Here's how the icon was born.
Rolls-Royce has become the embodiment of glamor, luxury, and quality on four wheels. But how did it all begin?
Back when the world was black and white, there was a chap named Charles Rolls. A talented entrepreneur, Rolls took a keen interest in the newfangled motor car. He opened one of the UK’s first car dealerships and went about importing models from Europe. A year later he would meet Henry Royce.
Henry was an engineer who built dynamos and electric cranes. However, after the Second Boer War demand for his product fell so he also took an interest in the car. He bought a couple models to find that they were rather terrible. Noisy, rough, and frightfully unreliable.

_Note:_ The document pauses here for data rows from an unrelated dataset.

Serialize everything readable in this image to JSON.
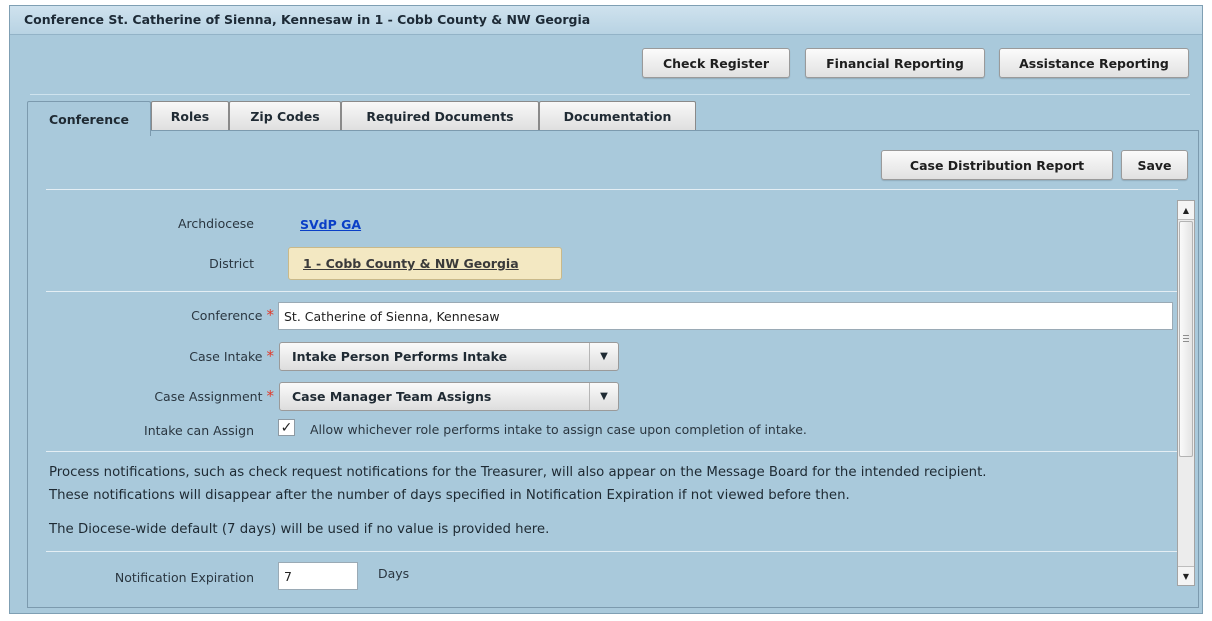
{
  "window": {
    "title": "Conference St. Catherine of Sienna, Kennesaw in 1 - Cobb County & NW Georgia"
  },
  "toolbar": {
    "check_register": "Check Register",
    "financial_reporting": "Financial Reporting",
    "assistance_reporting": "Assistance Reporting"
  },
  "tabs": {
    "conference": "Conference",
    "roles": "Roles",
    "zip_codes": "Zip Codes",
    "required_documents": "Required Documents",
    "documentation": "Documentation",
    "active": "Conference"
  },
  "panel_actions": {
    "case_distribution_report": "Case Distribution Report",
    "save": "Save"
  },
  "form": {
    "archdiocese_label": "Archdiocese",
    "archdiocese_value": "SVdP GA",
    "district_label": "District",
    "district_value": "1 - Cobb County & NW Georgia",
    "conference_label": "Conference",
    "conference_value": "St. Catherine of Sienna, Kennesaw",
    "case_intake_label": "Case Intake",
    "case_intake_value": "Intake Person Performs Intake",
    "case_assignment_label": "Case Assignment",
    "case_assignment_value": "Case Manager Team Assigns",
    "intake_can_assign_label": "Intake can Assign",
    "intake_can_assign_checked": true,
    "intake_can_assign_text": "Allow whichever role performs intake to assign case upon completion of intake.",
    "required_marker": "*"
  },
  "notifications": {
    "line1": "Process notifications, such as check request notifications for the Treasurer, will also appear on the Message Board for the intended recipient.",
    "line2": "These notifications will disappear after the number of days specified in Notification Expiration if not viewed before then.",
    "line3": "The Diocese-wide default (7 days) will be used if no value is provided here.",
    "expiration_label": "Notification Expiration",
    "expiration_value": "7",
    "expiration_unit": "Days"
  },
  "icons": {
    "checkmark": "check-icon",
    "dropdown": "chevron-down-icon",
    "scroll_up": "scroll-up-icon",
    "scroll_down": "scroll-down-icon"
  },
  "colors": {
    "panel_background": "#a9c9db",
    "link": "#0a3fc7",
    "district_background": "#f3e8c2",
    "required": "#e03a2a"
  }
}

Unsatisfied with the engineering, Royce set about building his own car. He built three and named the 10-horsepower machines after himself. One went to a colleague called Henry Edmunds who happened to know Charles Rolls. The meeting of Rolls and Royce would be the making of them.

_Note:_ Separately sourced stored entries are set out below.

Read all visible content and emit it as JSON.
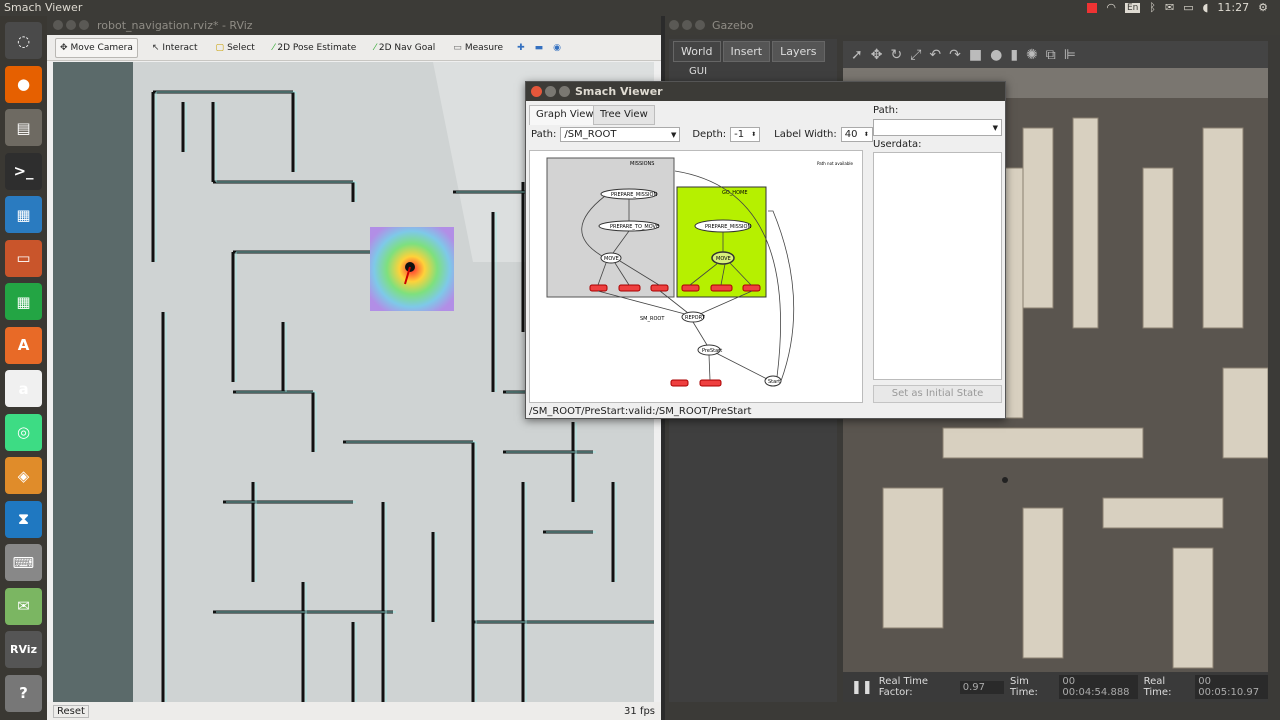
{
  "topbar": {
    "title": "Smach Viewer",
    "lang": "En",
    "time": "11:27"
  },
  "launcher": {
    "items": [
      {
        "name": "ubuntu-dash-icon",
        "glyph": "◌",
        "color": "#4a4a4a"
      },
      {
        "name": "firefox-icon",
        "glyph": "●",
        "color": "#e66000"
      },
      {
        "name": "files-icon",
        "glyph": "▤",
        "color": "#6e6a62"
      },
      {
        "name": "terminal-icon",
        "glyph": ">_",
        "color": "#2e2e2e"
      },
      {
        "name": "libreoffice-writer-icon",
        "glyph": "▦",
        "color": "#2a7bc0"
      },
      {
        "name": "libreoffice-impress-icon",
        "glyph": "▭",
        "color": "#c9552b"
      },
      {
        "name": "libreoffice-calc-icon",
        "glyph": "▦",
        "color": "#23a544"
      },
      {
        "name": "software-center-icon",
        "glyph": "A",
        "color": "#e86a27"
      },
      {
        "name": "amazon-icon",
        "glyph": "a",
        "color": "#f0f0f0"
      },
      {
        "name": "android-studio-icon",
        "glyph": "◎",
        "color": "#3ddc84"
      },
      {
        "name": "virtualbox-icon",
        "glyph": "◈",
        "color": "#e08c2a"
      },
      {
        "name": "vscode-icon",
        "glyph": "⧗",
        "color": "#1f78c1"
      },
      {
        "name": "keyboard-icon",
        "glyph": "⌨",
        "color": "#888"
      },
      {
        "name": "mail-icon",
        "glyph": "✉",
        "color": "#7bb662"
      },
      {
        "name": "rviz-icon",
        "glyph": "RViz",
        "color": "#555"
      },
      {
        "name": "help-icon",
        "glyph": "?",
        "color": "#777"
      }
    ]
  },
  "rviz": {
    "window_title": "robot_navigation.rviz* - RViz",
    "tools": [
      {
        "label": "Move Camera",
        "icon": "move-camera-icon"
      },
      {
        "label": "Interact",
        "icon": "interact-icon"
      },
      {
        "label": "Select",
        "icon": "select-icon"
      },
      {
        "label": "2D Pose Estimate",
        "icon": "pose-estimate-icon"
      },
      {
        "label": "2D Nav Goal",
        "icon": "nav-goal-icon"
      },
      {
        "label": "Measure",
        "icon": "measure-icon"
      }
    ],
    "reset_label": "Reset",
    "fps": "31 fps"
  },
  "gazebo": {
    "window_title": "Gazebo",
    "tabs": [
      "World",
      "Insert",
      "Layers"
    ],
    "tree_item": "GUI",
    "rtf_label": "Real Time Factor:",
    "rtf_value": "0.97",
    "sim_label": "Sim Time:",
    "sim_value": "00 00:04:54.888",
    "real_label": "Real Time:",
    "real_value": "00 00:05:10.97"
  },
  "smach": {
    "window_title": "Smach Viewer",
    "tabs": {
      "graph": "Graph View",
      "tree": "Tree View"
    },
    "path_label": "Path:",
    "path_value": "/SM_ROOT",
    "depth_label": "Depth:",
    "depth_value": "-1",
    "width_label": "Label Width:",
    "width_value": "40",
    "right_path_label": "Path:",
    "userdata_label": "Userdata:",
    "initial_state_label": "Set as Initial State",
    "status": "/SM_ROOT/PreStart:valid:/SM_ROOT/PreStart",
    "graph": {
      "missions": "MISSIONS",
      "prepare_mission": "PREPARE_MISSION",
      "prepare_to_move": "PREPARE_TO_MOVE",
      "move": "MOVE",
      "go_home": "GO_HOME",
      "sm_root": "SM_ROOT",
      "report": "REPORT",
      "prestart": "PreStart",
      "start": "Start",
      "note": "Path not available"
    }
  }
}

Henry’s cars were sold under the banner of Rolls-Royce and debuted at the 1904 Paris Motor Show. In 1907 Rolls-Royce Limited was established and the duo's cars began winning awards.
To prove how well engineered their cars were, Rolls and Royce drove one from London to Glasgow 27 times on the trot; a distance of around 14,000 miles. In an era when cars were about as reliable as the British weather, that was mighty impressive.
Charles Rolls, as well as being a cunning businessman, was also a bit of a daredevil. He was actually the first person to fly a return trip over the English Channel. We certainly think he would approve of the Rolls-Royce Wraith Black Badge.